Physical characteristics
- Source: West Branch Shade River
- • location: Scipio Township, Meigs County
- • coordinates: 39°11′28″N 82°09′24″W﻿ / ﻿39.19111°N 82.15667°W
- • length: 20.8 mi (33.5 km)
- • elevation: 853 ft (260 m)
- 2nd source: Middle Branch Shade River
- • location: Athens Township, Athens County
- • coordinates: 39°18′33″N 82°04′52″W﻿ / ﻿39.30917°N 82.08111°W
- • length: 28.5 mi (45.9 km)
- • elevation: 950 ft (290 m)
- • location: Chester Township, Meigs County
- • coordinates: 39°05′58″N 81°55′21″W﻿ / ﻿39.09944°N 81.92250°W
- • elevation: 574 ft (175 m)
- Mouth: Ohio River
- • location: Olive Township, Meigs County
- • coordinates: 39°04′03″N 81°48′49″W﻿ / ﻿39.06750°N 81.81361°W
- • elevation: 561 ft (171 m)
- Length: 17.4 mi (28.0 km)
- Basin size: 221 mi^{2} (570 km^{2})
- • location: near Chester
- • average: 174 cu ft/s (4.9 m^{3}/s)
- • minimum: 0.00 cu ft/s (0 m^{3}/s)
- • maximum: 15,600 cu ft/s (440 m^{3}/s)

Basin features
- • left: East Branch Shade River

= Shade River =

The Shade River is a tributary of the Ohio River in southeastern Ohio in the United States. Via the Ohio River, it is part of the watershed of the Mississippi River, draining an area of 221 mi2 on the unglaciated portion of the Allegheny Plateau. The Shade River is 17.4 mi long, or 38.2 mi including its west branch.

The Shade River flows predominantly as three streams, its east, middle, and west branches. It is formed by the confluence of its middle and west branches, and collects its east branch shortly thereafter:

- The West Branch Shade River rises in Scipio Township in Meigs County, at an elevation of 853 ft, and flows east-southeastwardly through Bedford and Chester Townships. The West Branch is 20.8 mi long and drains an area of 71.3 mi2.
- The Middle Branch Shade River rises southeast of the city of Athens in Athens Township in Athens County, at an elevation of 950 ft, and flows southeastwardly through Alexander, Lodi, and Carthage Townships in Athens County; and Bedford, Orange, and Chester Townships in Meigs County. The Middle Branch is 28.5 mi long and drains an area of 57.6 mi2.
- The East Branch Shade River rises in Lodi Township in Athens County, at an elevation of 916 ft, and flows south-southeastwardly through Carthage Township in Athens County, and Orange and Chester Townships in Meigs County.

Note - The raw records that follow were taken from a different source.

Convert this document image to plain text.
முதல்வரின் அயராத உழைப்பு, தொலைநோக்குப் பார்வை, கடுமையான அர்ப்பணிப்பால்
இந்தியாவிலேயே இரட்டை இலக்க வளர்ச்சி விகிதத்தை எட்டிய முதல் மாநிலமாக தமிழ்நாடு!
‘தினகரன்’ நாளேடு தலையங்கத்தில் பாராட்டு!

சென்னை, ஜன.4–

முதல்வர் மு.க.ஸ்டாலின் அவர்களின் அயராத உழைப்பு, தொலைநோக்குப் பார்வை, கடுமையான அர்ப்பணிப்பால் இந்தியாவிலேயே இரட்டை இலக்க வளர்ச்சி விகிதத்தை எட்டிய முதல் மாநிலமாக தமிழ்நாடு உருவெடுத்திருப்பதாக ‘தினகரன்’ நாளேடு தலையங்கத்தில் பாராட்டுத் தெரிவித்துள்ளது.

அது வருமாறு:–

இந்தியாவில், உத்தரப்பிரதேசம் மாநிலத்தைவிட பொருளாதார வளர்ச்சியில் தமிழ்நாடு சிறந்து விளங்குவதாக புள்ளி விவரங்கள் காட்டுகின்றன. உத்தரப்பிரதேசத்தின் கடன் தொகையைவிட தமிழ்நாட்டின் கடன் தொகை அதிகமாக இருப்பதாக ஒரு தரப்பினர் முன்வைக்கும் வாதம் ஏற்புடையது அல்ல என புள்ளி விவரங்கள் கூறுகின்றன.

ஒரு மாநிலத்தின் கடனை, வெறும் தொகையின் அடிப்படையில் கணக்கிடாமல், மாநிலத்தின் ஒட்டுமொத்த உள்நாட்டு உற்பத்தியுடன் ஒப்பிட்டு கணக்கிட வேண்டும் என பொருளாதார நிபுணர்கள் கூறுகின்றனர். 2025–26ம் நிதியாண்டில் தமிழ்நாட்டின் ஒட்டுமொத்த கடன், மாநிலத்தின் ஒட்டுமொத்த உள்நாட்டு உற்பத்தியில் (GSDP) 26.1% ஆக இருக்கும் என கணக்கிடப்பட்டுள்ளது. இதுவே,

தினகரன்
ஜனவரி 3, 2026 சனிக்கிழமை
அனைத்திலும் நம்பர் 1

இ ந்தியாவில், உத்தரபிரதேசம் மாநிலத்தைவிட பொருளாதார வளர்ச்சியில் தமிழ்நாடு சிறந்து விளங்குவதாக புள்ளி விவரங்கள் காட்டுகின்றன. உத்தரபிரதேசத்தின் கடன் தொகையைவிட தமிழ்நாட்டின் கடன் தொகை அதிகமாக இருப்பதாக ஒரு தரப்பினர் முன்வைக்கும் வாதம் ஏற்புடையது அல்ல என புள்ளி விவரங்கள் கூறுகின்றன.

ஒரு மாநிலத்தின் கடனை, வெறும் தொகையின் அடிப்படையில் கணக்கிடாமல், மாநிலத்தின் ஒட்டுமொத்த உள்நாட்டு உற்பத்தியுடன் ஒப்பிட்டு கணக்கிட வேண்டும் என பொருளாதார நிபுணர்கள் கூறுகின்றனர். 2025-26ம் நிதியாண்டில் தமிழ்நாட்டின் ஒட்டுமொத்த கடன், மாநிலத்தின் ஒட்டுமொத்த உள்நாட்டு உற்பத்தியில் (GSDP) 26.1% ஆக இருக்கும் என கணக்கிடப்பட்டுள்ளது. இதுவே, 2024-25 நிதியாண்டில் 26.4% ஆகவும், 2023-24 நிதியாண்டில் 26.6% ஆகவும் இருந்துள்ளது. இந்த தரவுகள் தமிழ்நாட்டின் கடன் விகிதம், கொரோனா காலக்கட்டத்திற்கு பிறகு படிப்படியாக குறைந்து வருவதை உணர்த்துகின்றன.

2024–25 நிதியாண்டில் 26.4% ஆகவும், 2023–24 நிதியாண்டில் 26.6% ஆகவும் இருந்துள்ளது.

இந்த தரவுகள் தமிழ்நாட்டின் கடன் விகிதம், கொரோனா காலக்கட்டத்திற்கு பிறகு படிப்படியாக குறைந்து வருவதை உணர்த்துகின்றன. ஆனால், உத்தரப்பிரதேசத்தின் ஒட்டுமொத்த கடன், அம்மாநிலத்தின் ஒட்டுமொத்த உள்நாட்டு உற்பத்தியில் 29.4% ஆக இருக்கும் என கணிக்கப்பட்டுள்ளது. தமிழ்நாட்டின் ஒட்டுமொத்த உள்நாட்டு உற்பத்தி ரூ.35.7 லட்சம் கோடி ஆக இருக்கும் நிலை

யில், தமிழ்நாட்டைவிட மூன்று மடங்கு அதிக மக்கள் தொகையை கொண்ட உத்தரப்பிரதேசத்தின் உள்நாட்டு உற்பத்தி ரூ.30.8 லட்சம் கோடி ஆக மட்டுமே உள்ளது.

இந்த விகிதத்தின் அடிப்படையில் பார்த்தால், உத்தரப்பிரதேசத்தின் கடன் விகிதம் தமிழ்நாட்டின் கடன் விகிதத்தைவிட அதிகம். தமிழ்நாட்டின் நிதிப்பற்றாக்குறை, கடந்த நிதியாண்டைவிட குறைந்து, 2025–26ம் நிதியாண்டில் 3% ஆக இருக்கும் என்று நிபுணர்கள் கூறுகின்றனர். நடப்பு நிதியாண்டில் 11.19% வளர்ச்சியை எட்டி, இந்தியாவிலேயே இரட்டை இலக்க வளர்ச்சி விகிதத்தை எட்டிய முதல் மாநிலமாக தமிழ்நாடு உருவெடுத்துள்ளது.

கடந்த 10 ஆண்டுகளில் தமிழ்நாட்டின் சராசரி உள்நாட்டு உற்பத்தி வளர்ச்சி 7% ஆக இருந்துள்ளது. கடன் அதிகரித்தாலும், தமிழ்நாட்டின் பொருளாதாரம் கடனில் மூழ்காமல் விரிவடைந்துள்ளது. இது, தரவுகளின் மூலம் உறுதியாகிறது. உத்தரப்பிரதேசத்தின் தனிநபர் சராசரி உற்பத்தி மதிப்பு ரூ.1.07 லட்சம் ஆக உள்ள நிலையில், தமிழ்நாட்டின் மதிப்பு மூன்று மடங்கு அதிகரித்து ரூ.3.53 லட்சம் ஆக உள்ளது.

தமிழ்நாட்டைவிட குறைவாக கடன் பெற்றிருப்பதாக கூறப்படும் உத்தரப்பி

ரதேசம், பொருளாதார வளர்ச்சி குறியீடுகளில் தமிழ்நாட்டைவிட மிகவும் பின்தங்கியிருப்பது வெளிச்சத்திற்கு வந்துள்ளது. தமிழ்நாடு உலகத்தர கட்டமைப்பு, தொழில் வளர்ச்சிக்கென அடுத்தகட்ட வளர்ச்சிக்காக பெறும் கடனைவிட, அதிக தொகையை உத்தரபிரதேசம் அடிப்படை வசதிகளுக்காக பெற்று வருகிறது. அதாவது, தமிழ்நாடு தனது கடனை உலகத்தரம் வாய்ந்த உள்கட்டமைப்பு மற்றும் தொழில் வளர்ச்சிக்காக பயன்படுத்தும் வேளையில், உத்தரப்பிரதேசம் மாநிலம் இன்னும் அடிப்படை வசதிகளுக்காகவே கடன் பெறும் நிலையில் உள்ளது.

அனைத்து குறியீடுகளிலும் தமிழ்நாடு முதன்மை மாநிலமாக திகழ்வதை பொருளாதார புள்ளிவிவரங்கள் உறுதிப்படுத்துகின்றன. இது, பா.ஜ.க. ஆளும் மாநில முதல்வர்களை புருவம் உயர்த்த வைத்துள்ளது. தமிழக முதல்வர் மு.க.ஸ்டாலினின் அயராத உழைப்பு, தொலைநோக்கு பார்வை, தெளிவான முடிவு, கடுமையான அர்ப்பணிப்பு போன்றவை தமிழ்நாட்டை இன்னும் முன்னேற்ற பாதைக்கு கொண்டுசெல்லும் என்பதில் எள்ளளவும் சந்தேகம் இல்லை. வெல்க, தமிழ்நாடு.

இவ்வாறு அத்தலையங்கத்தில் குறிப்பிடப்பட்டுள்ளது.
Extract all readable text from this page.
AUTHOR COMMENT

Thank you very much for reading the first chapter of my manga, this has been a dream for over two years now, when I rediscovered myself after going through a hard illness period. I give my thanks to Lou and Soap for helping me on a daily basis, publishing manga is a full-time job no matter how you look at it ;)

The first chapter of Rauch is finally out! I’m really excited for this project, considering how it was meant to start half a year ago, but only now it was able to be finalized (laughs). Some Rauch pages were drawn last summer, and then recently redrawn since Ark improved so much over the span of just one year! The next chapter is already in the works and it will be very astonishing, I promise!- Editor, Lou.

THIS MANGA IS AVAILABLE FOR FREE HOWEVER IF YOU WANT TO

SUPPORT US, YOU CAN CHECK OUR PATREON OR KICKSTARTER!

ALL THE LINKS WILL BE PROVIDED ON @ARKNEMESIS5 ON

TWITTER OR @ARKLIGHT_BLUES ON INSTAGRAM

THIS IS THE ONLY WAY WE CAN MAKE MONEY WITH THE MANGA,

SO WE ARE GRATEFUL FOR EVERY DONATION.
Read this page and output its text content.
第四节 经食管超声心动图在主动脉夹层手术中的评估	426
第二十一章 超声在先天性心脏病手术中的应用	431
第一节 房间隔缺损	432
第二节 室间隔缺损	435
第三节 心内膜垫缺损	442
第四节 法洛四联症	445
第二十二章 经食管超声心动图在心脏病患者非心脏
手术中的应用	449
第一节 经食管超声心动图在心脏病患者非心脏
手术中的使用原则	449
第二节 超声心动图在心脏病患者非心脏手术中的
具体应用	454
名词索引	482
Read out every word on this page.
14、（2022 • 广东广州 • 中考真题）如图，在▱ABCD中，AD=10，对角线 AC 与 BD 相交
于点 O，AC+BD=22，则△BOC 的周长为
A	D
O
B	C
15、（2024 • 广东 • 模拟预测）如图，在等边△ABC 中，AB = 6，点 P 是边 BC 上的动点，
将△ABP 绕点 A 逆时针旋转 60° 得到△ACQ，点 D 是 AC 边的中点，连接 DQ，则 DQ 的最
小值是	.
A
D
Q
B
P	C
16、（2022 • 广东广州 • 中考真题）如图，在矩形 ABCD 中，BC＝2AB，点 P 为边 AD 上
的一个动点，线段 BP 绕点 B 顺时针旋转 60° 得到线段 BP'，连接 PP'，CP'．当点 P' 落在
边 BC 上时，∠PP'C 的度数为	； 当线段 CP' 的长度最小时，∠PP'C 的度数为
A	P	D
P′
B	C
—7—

The East Branch is 21.9 mi long and drains an area of 54.9 mi2.

From the confluence of the middle and west branches in Chester Township, the Shade River flows generally eastwardly, past the community of Chester. It collects its east branch from the north at the community of Keno, and enters the Ohio River in Olive Township, approximately 1 mi south of the community of Long Bottom.

According to the Geographic Names Information System, the Shade River has also been known historically as "Shade Creek" and as "Devils Hole Creek."

==Flow rate==
At the United States Geological Survey's stream gauge downstream of Chester, the annual mean flow of the river between 1965 and 2012 was 174 ft3/s. The highest recorded flow during the period was 15,600 ft3/s on March 2, 1997. The lowest recorded flow was 0.00 ft3/s on September 5, 2007.